Nella nostra regione, e non solo, esistono infatti millenarie tradizioni legate soprattutto alla commemorazione dei morti, e come accade in ogni ricorrenza, si associa un cibo tipico.
Generazioni di siciliani sono cresciute con la frutta Martorana e i Pupi di zucchero, portati assieme ai giocattoli la notte tra l’1 e il 2 novembre dalle anime dei parenti defunti.

Un culto che ha origini molto antiche e che accomuna periodi e culture diverse: Dai Romani ai Celti, dalle popolazioni del Messico alla Cina.
E sono i culti pagani, soprattutto quelli celtici, a trovare diffusione tra le popolazioni e in contrasto a questo rituale, dove appunto la notte tra il 31 ottobre ed l’1 novembre si commemoravano le anime dei defunti, la chiesa Cattolica decise di spostare al primo novembre la festa di Tutti i Santi (prima si festeggiava il 13 maggio), in modo da dare un nuovo significato a questo periodo dell’anno.
Il culto dei morti diventa ufficialmente celebrato dalla chiesa Cattolica nel 998.

Anche a Licata, come nel resto della Sicilia, il culto dei morti è stato associato ai regali per i bambini e alla frutta Martorana, oggi inserita nella lista dei prodotti agroalimentari tradizionali italiani e riconosciuto come prodotto agroalimentare tradizionale siciliano.

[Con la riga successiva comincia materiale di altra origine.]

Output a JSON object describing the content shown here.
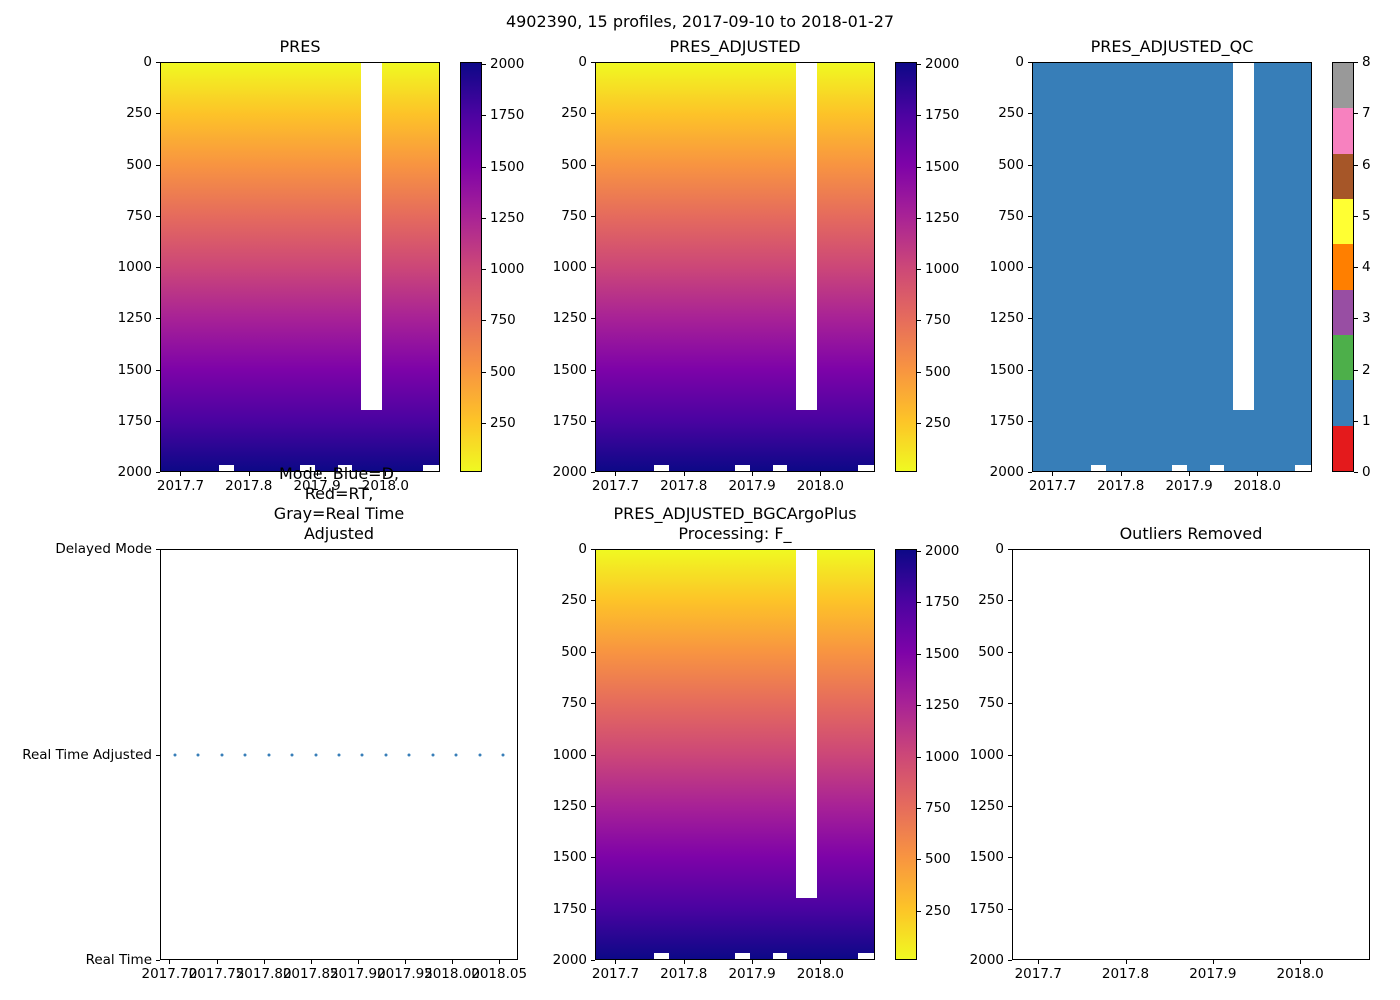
{
  "figure": {
    "suptitle": "4902390, 15 profiles, 2017-09-10 to 2018-01-27",
    "background": "#ffffff"
  },
  "palette": {
    "plasma_r_top_to_bottom": [
      "#f0f921",
      "#fdc328",
      "#f89441",
      "#e56b5d",
      "#cc4778",
      "#a82296",
      "#7e03a8",
      "#4b03a1",
      "#0d0887"
    ],
    "qc_set1_bottom_to_top": [
      "#e41a1c",
      "#377eb8",
      "#4daf4a",
      "#984ea3",
      "#ff7f00",
      "#ffff33",
      "#a65628",
      "#f781bf",
      "#999999"
    ],
    "qc_fill": "#377eb8",
    "mode_dot": "#377eb8"
  },
  "chart_data": [
    {
      "id": "pres",
      "type": "heatmap",
      "title": "PRES",
      "colormap": "plasma_r",
      "value_rule": "cell value equals pressure (dbar); increases with depth from ~10 at surface to ~2010 at bottom",
      "xlim": [
        2017.67,
        2018.08
      ],
      "ylim": [
        0,
        2000
      ],
      "xticks": [
        2017.7,
        2017.8,
        2017.9,
        2018.0
      ],
      "xtick_labels": [
        "2017.7",
        "2017.8",
        "2017.9",
        "2018.0"
      ],
      "yticks": [
        0,
        250,
        500,
        750,
        1000,
        1250,
        1500,
        1750,
        2000
      ],
      "colorbar": {
        "vmin": 10,
        "vmax": 2010,
        "ticks": [
          250,
          500,
          750,
          1000,
          1250,
          1500,
          1750,
          2000
        ]
      },
      "missing_band": {
        "x0": 2017.965,
        "x1": 2017.996,
        "y0": 0,
        "y1": 1700
      },
      "missing_bottom_notches": [
        [
          2017.755,
          2017.777
        ],
        [
          2017.875,
          2017.897
        ],
        [
          2017.931,
          2017.951
        ],
        [
          2018.057,
          2018.08
        ]
      ]
    },
    {
      "id": "presadj",
      "type": "heatmap",
      "title": "PRES_ADJUSTED",
      "colormap": "plasma_r",
      "value_rule": "cell value equals adjusted pressure (dbar); increases with depth from ~10 at surface to ~2010 at bottom",
      "xlim": [
        2017.67,
        2018.08
      ],
      "ylim": [
        0,
        2000
      ],
      "xticks": [
        2017.7,
        2017.8,
        2017.9,
        2018.0
      ],
      "xtick_labels": [
        "2017.7",
        "2017.8",
        "2017.9",
        "2018.0"
      ],
      "yticks": [
        0,
        250,
        500,
        750,
        1000,
        1250,
        1500,
        1750,
        2000
      ],
      "colorbar": {
        "vmin": 10,
        "vmax": 2010,
        "ticks": [
          250,
          500,
          750,
          1000,
          1250,
          1500,
          1750,
          2000
        ]
      },
      "missing_band": {
        "x0": 2017.965,
        "x1": 2017.996,
        "y0": 0,
        "y1": 1700
      },
      "missing_bottom_notches": [
        [
          2017.755,
          2017.777
        ],
        [
          2017.875,
          2017.897
        ],
        [
          2017.931,
          2017.951
        ],
        [
          2018.057,
          2018.08
        ]
      ]
    },
    {
      "id": "qc",
      "type": "heatmap_constant",
      "title": "PRES_ADJUSTED_QC",
      "fill": "qc1",
      "constant_value": 1,
      "value_rule": "all QC flags equal 1 (steel blue)",
      "xlim": [
        2017.67,
        2018.08
      ],
      "ylim": [
        0,
        2000
      ],
      "xticks": [
        2017.7,
        2017.8,
        2017.9,
        2018.0
      ],
      "xtick_labels": [
        "2017.7",
        "2017.8",
        "2017.9",
        "2018.0"
      ],
      "yticks": [
        0,
        250,
        500,
        750,
        1000,
        1250,
        1500,
        1750,
        2000
      ],
      "colorbar": {
        "discrete": true,
        "ticks": [
          0,
          1,
          2,
          3,
          4,
          5,
          6,
          7,
          8
        ]
      },
      "missing_band": {
        "x0": 2017.965,
        "x1": 2017.996,
        "y0": 0,
        "y1": 1700
      },
      "missing_bottom_notches": [
        [
          2017.755,
          2017.777
        ],
        [
          2017.875,
          2017.897
        ],
        [
          2017.931,
          2017.951
        ],
        [
          2018.057,
          2018.08
        ]
      ]
    },
    {
      "id": "mode",
      "type": "scatter",
      "title": "Mode. Blue=D, Red=RT,\nGray=Real Time Adjusted",
      "xlim": [
        2017.69,
        2018.07
      ],
      "xticks": [
        2017.7,
        2017.75,
        2017.8,
        2017.85,
        2017.9,
        2017.95,
        2018.0,
        2018.05
      ],
      "xtick_labels": [
        "2017.70",
        "2017.75",
        "2017.80",
        "2017.85",
        "2017.90",
        "2017.95",
        "2018.00",
        "2018.05"
      ],
      "ycategories": [
        "Delayed Mode",
        "Real Time Adjusted",
        "Real Time"
      ],
      "points": {
        "y_category": "Real Time Adjusted",
        "x": [
          2017.705,
          2017.73,
          2017.755,
          2017.78,
          2017.805,
          2017.83,
          2017.855,
          2017.88,
          2017.905,
          2017.93,
          2017.955,
          2017.98,
          2018.005,
          2018.03,
          2018.055
        ]
      }
    },
    {
      "id": "bgc",
      "type": "heatmap",
      "title": "PRES_ADJUSTED_BGCArgoPlus\nProcessing: F_",
      "colormap": "plasma_r",
      "value_rule": "cell value equals adjusted pressure (dbar); increases with depth from ~10 at surface to ~2010 at bottom",
      "xlim": [
        2017.67,
        2018.08
      ],
      "ylim": [
        0,
        2000
      ],
      "xticks": [
        2017.7,
        2017.8,
        2017.9,
        2018.0
      ],
      "xtick_labels": [
        "2017.7",
        "2017.8",
        "2017.9",
        "2018.0"
      ],
      "yticks": [
        0,
        250,
        500,
        750,
        1000,
        1250,
        1500,
        1750,
        2000
      ],
      "colorbar": {
        "vmin": 10,
        "vmax": 2010,
        "ticks": [
          250,
          500,
          750,
          1000,
          1250,
          1500,
          1750,
          2000
        ]
      },
      "missing_band": {
        "x0": 2017.965,
        "x1": 2017.996,
        "y0": 0,
        "y1": 1700
      },
      "missing_bottom_notches": [
        [
          2017.755,
          2017.777
        ],
        [
          2017.875,
          2017.897
        ],
        [
          2017.931,
          2017.951
        ],
        [
          2018.057,
          2018.08
        ]
      ]
    },
    {
      "id": "outliers",
      "type": "empty",
      "title": "Outliers Removed",
      "xlim": [
        2017.67,
        2018.08
      ],
      "ylim": [
        0,
        2000
      ],
      "xticks": [
        2017.7,
        2017.8,
        2017.9,
        2018.0
      ],
      "xtick_labels": [
        "2017.7",
        "2017.8",
        "2017.9",
        "2018.0"
      ],
      "yticks": [
        0,
        250,
        500,
        750,
        1000,
        1250,
        1500,
        1750,
        2000
      ]
    }
  ]
}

La frutta Martorana, dolce di zucchero e farina di mandorle, ha una storia antica.
Prende il nome dal convento della Martorana a Palermo, dove la ricetta fu realizzata per la prima volta dalle suore intorno al 1200.
Il motivo scatenante (qui siamo nella leggenda) fu la visita che il vescovo volle fare al convento, dove si vocifera si trovasse uno dei giardini più belli di Palermo.
La visita avvenne proprio il primo novembre, ed essendo autunno gli alberi erano spogli. Fu a questo punto che le suore decisero di creare dei frutti con la pasta di mandorla come ornamento.